Container orchestration systems like Kubernetes have changed how developers work with and deploy containerized apps to the cloud. With more developers being encouraged to treat infrastructure as code there is a radical shift in how we will build, deploy and maintain applications, especially within cloud ecosystems.
It is said that no matter what your dev environment, build pipeline or deploy infrastructure is, there exists a combination of managed platforms, tools and software that you can choose to operate which will make you productive on the go. Organisations can choose to run container orchestration on bare metal private clouds or use any of the major cloud platforms, all of which provide managed Kubernetes as a service. Although self managed Kubernetes is the most common approach to managing containers, this is rapidly changing with Amazon EKS, Azure AKS and Google GKE playing catch up.
Who is responsible for container security?
Given the nuances of running Kubernetes, the often changing runtime driven responsibilities of DevOps, Ops and DevSecOps teams and the choices that organisations have to make between deployments and (sometimes) secure deployments can displace and decentralize the responsibility of maintaining a secure cluster.
More often than not, clusters like ships are never recreated from scratch once they are in the running state. You could drain, patch and uncordon your cluster nodes when dealing with a kernel level vulnerability for example, but the hassles of ensuring everything goes off smoothly can become nerve wrecking organisationally.
Enter managed clusters. Cloud providers have for several years now outlined the “Shared Responsibility” paradigm to ensure consumer and cloud provider division of responsibility. All the three major cloud providers have documentation around this philosophy (Amazon AWS, Azure, Google Cloud Platform). The philosophy boils down to
- The cloud provider will take care of the security of the control and management plane
- The consumer is responsible for the security of data, it’s transmission outside the platform and data operations that the customer’s product performs
- The consumer is responsible for the security of any apps, their endpoints, access management to any SaaS services and platform account access itself.
To make it even easier for consumers, most operations are transparent when deploying apps and services on managed Kubernetes environments. Not exactly a one click deployment, but setting up the defaults in a way to peddle ease of cluster creation and service migration to the cluster is as breezy as possible.
Given that generally app devs are more concerned about the scalability, stability, functionality and availability of their apps, cluster deployments need to be able to support these prime aspects of the developer’s checklist to be lucrative targets for higher adoption without maintenance and upkeep of the underlying infra become blockers in everyday operations.
So are the defaults really secure when you start a new cluster on GKE? Let’s find out.
Starting a new cluster on GKE
Following the path of a team that is fairly new to working with GKE but also want to be “Cloud first”, “Cloud native” and “Kubernetes first”, the team can end up on the GKE Quickstart documentation at https://cloud.google.com/kubernetes-engine/docs/quickstart.
This compact yet immensely useful document is - as it is described, a quickstart guide.

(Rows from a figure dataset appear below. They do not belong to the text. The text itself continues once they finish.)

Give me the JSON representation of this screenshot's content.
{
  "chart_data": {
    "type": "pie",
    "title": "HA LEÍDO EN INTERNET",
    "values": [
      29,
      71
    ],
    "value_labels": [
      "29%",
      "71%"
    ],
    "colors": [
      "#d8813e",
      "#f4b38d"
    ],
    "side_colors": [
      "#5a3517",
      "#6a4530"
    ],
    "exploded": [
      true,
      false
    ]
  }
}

Let’s follow this to setup a new cluster in GKE. I’m using the Google cloud shell for these commands:
Step 1: Configure the project ID and compute zone:
If you are using the cloud shell, the project will already be set for you, you can verify this with
gcloud config list
We need to set a compute-zone where our cluster will finally run. I’m using us-west1-a
gcloud config set compute/zone us-west1-a
Step 2: Creating a single node GKE cluster
Give the cluster a name. I’m calling it saas-cluster. This will be a single node cluster.
gcloud container clusters create saas-cluster —num-nodes=1
Once the cluster is created, you can see the cluster details including the version of Kubernetes and the public IP address using
gcloud container clusters list
Step 3: Get authentication credentials for the cluster
The most common way to interact with a Kubernetes cluster is to use the kubectl binary. To use kubectl, we need to authenticate with the cluster. To get the credentials to authenticate with the cluster, we will use
gcloud container clusters get-credentials saas-cluster
This sets up kubectl within the shell and you can use it now interact with the cluster
This is where devs will deviate from the tutorial and continue to deploy their own app. For the sake of this example, we will continue with the deployment steps as outlined in the quickstart documentation.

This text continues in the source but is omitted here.